I suspect that a lot of this is probably not accurate. I seriously doubt that they would really give away information about their former employers, which would provide a clue that could be used to help track them down and could be used as evidence in a trial. Further, as a security professional myself, it’s rather laughable that the best a security researcher could do for persistence is a launch agent.
Also, the lack of any way to decrypt files in a ransomware app is extremely amateurish. This means that 2/3 of the Mac ransomware that has ever existed has had no means for decrypting files so that users who pay will get none of their data back in return. Hopefully, this will make victims of future Mac ransomware reluctant to pay, which will, in turn, make it unprofitable to develop such malware in the future.
All these factors mean that these hackers undoubtedly do not have the qualifications they claim to have and are actually amateur developers with a tendency towards crime.

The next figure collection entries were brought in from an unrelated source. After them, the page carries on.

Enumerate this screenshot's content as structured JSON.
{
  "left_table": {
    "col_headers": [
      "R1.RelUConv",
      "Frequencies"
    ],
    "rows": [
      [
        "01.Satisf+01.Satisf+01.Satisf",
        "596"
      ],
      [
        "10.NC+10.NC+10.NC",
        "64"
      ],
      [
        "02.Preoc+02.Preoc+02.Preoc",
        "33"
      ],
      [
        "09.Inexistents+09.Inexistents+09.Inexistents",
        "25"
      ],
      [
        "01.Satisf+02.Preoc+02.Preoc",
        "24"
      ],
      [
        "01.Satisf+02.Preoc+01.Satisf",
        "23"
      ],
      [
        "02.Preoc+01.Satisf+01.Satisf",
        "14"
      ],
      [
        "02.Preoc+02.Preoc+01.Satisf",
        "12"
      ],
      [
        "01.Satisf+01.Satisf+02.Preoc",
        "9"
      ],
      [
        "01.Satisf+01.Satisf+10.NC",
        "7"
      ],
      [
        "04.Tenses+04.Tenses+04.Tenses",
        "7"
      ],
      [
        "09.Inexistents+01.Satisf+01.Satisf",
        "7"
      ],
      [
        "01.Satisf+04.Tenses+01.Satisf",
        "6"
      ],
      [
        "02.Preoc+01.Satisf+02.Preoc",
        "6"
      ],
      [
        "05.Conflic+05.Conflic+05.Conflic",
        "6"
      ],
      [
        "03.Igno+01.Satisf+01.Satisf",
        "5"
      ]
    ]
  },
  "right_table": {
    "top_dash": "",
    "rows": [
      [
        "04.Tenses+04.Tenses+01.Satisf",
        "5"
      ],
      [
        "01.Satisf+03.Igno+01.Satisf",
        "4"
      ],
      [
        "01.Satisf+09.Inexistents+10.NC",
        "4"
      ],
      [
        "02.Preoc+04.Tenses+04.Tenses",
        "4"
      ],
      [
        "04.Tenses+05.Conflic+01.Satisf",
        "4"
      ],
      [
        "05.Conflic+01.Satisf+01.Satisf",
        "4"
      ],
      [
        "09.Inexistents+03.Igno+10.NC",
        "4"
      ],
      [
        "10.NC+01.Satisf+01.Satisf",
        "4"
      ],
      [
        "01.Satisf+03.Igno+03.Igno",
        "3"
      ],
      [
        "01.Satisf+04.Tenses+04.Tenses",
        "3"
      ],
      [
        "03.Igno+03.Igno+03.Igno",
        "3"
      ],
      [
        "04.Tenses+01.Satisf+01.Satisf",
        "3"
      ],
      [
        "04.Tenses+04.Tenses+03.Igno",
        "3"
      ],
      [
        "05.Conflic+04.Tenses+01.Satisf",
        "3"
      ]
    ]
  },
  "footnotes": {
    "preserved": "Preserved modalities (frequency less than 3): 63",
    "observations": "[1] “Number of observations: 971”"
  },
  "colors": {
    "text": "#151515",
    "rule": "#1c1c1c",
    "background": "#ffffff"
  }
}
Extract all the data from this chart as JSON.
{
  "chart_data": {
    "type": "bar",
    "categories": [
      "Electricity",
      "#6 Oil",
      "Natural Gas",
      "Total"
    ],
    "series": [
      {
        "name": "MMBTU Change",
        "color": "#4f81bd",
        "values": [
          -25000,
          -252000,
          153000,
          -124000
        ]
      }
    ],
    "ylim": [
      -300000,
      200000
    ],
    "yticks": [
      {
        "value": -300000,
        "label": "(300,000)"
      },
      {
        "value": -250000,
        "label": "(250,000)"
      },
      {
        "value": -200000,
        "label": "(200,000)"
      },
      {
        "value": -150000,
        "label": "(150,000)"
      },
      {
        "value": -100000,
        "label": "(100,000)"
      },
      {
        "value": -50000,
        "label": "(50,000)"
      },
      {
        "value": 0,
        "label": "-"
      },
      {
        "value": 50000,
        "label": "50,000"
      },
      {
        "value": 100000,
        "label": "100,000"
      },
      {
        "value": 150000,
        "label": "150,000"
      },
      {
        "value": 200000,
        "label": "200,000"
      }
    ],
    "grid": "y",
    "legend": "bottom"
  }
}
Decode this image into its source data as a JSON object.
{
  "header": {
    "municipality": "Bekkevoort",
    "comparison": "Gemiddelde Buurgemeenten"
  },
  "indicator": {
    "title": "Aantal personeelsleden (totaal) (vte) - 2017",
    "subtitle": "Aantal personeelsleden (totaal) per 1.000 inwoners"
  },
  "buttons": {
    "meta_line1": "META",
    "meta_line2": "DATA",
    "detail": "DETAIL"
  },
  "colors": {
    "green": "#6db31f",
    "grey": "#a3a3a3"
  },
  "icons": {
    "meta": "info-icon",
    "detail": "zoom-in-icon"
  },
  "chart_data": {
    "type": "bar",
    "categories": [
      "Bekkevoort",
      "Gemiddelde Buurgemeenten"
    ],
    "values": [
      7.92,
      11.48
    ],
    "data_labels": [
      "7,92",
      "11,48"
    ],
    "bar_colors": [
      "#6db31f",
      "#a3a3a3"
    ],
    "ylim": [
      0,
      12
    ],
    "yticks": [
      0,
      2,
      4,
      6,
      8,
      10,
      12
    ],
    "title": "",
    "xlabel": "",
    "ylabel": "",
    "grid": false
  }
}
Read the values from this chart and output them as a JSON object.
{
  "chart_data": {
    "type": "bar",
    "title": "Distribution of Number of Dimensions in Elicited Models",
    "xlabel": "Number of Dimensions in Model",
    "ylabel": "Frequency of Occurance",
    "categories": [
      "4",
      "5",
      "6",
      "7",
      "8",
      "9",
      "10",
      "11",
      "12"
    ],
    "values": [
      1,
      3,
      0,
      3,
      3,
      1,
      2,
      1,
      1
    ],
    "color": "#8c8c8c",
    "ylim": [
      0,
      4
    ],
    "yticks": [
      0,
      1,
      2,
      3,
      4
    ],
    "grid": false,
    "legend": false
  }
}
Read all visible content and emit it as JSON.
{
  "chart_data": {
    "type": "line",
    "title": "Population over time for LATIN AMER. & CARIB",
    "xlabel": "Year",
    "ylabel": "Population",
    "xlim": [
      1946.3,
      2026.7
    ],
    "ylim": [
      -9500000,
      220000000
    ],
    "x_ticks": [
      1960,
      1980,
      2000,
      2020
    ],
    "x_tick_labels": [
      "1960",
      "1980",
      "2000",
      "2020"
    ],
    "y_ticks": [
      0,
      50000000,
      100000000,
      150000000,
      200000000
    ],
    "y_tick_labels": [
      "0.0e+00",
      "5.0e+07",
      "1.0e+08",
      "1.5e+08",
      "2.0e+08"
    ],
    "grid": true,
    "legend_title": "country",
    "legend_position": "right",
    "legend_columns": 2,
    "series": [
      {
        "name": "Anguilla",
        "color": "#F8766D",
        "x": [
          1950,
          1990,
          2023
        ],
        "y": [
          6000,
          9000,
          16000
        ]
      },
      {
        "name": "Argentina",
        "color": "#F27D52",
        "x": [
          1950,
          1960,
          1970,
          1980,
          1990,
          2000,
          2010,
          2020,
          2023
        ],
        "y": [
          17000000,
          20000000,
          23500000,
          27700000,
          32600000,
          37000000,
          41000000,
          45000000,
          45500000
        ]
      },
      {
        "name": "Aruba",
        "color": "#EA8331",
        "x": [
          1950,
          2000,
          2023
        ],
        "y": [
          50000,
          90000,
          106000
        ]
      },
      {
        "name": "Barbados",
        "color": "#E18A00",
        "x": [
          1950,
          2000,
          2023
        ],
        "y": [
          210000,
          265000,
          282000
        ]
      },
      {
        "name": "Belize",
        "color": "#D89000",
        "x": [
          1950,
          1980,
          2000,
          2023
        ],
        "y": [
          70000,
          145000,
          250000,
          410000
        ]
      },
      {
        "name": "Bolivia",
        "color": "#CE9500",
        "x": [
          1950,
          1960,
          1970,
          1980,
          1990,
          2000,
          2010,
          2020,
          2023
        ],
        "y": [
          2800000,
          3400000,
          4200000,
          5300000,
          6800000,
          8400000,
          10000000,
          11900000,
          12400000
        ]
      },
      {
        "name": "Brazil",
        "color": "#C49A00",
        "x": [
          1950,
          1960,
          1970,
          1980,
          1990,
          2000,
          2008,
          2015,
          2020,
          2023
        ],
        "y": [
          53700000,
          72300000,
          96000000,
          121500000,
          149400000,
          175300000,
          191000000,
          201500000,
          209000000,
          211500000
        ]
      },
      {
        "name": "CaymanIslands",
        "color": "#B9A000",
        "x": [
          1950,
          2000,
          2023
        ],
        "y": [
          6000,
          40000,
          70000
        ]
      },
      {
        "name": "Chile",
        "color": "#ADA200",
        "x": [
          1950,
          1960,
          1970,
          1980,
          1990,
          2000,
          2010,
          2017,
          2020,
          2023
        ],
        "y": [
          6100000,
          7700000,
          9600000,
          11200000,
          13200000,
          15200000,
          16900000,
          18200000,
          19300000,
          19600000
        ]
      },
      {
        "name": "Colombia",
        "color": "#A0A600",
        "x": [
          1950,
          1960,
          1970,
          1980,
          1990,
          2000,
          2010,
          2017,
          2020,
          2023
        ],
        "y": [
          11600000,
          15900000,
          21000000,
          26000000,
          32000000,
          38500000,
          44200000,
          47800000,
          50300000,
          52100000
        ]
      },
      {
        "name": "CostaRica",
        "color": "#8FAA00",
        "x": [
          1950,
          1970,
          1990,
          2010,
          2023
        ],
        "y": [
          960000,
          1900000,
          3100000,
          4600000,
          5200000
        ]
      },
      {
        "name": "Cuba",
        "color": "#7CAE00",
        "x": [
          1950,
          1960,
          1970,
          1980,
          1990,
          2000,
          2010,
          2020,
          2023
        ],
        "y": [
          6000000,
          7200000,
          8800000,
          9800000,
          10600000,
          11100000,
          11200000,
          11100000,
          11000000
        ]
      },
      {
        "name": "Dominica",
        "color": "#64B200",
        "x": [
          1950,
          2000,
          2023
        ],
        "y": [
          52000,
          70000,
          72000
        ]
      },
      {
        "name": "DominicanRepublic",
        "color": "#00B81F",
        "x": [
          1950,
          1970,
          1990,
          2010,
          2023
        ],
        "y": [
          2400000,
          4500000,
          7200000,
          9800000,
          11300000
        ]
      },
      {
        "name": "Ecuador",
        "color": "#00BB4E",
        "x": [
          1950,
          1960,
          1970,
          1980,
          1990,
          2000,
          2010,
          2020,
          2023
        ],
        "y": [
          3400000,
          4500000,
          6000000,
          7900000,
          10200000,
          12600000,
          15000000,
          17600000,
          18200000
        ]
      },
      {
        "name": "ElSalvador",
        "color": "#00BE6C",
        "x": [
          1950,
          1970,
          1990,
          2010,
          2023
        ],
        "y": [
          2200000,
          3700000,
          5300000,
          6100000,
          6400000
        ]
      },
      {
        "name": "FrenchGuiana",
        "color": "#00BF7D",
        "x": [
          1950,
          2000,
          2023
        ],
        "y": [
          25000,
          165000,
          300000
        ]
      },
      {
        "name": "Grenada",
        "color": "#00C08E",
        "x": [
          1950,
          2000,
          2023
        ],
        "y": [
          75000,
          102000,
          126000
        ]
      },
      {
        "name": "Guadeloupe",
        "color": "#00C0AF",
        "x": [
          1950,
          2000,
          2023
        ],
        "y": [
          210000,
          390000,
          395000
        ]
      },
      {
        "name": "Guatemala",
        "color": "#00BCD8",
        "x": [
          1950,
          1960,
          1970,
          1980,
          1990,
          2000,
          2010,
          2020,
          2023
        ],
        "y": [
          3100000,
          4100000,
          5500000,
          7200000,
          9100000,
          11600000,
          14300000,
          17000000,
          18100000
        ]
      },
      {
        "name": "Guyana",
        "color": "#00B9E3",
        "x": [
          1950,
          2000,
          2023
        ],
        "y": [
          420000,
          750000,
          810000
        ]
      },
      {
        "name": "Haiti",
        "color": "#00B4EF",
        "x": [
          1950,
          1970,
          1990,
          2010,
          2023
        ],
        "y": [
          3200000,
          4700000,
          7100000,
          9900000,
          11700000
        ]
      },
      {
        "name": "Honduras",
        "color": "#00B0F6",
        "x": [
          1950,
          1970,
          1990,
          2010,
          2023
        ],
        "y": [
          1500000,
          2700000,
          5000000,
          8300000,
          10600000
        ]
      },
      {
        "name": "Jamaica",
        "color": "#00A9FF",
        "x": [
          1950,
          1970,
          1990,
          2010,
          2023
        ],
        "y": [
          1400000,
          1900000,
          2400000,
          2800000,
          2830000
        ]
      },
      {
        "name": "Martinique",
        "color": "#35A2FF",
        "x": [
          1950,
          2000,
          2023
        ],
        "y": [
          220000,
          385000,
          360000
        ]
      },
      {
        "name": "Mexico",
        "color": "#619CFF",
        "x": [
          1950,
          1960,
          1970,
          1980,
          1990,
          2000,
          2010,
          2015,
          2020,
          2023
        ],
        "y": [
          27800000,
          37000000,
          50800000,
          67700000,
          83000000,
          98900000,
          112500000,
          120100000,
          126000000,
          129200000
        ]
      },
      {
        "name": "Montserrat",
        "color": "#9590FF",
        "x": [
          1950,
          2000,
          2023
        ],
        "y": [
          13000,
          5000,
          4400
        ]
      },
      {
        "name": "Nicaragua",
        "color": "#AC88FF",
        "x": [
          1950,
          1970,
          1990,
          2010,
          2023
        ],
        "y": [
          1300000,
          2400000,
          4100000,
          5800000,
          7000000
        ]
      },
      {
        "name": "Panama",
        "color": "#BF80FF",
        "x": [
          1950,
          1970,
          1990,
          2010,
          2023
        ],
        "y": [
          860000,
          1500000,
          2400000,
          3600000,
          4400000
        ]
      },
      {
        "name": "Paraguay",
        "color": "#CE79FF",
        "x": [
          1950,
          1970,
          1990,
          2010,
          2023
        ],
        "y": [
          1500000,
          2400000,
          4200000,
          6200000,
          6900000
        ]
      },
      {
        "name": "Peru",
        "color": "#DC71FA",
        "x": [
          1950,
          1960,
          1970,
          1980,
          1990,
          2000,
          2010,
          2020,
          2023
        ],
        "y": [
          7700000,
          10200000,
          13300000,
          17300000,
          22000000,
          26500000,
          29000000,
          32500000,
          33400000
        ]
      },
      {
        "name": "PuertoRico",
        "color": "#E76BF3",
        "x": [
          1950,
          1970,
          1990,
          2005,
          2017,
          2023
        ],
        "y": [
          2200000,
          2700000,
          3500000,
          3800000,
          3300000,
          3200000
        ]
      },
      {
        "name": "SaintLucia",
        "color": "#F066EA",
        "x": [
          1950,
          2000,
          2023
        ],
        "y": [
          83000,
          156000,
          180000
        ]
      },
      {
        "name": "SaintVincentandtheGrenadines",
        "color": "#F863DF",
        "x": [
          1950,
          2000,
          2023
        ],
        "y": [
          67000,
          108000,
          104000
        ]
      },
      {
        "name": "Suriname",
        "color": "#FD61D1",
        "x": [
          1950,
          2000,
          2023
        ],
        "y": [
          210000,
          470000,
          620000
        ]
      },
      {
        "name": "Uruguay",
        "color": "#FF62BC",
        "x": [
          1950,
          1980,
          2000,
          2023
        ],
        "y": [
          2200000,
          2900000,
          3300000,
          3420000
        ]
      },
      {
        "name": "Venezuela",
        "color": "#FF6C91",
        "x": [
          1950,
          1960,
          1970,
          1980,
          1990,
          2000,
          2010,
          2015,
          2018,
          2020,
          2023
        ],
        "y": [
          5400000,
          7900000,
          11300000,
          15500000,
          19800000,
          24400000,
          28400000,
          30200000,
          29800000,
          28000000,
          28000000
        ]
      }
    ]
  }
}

The presence of any of the following items is an indicator of infection:
~/Library/LaunchAgents/com.apple.webkit.plist ~/Library/LaunchAgents/com.apple.finder.plist ~/Library/.DS_Stores/ ~/Library/.FS_Store
Malwarebytes for Mac will detect these as OSX.MacSpy and OSX.MacRansom.
If you were infected with MacSpy, after removing it, you should be sure to change all your passwords, as they might have been compromised by the keylogging, screen captures and/or clipboard exfiltration. If your work computer has been compromised, contact your IT department to alert them to the issue; otherwise, your accounts or other information leaked could potentially give a criminal inside access to your company’s servers.
If you had a MacRansom infection and didn’t get your data encrypted, consider yourself very lucky. Start backing up your computer regularly if you didn’t already and avoid leaving the backup drive connected all the time.
If you did have data encrypted by the ransomware, it’s possible that it could be decrypted by an expert in cryptography. Although we don’t currently have information about decrypting such files, we will update this article in the future if a method for doing so is identified.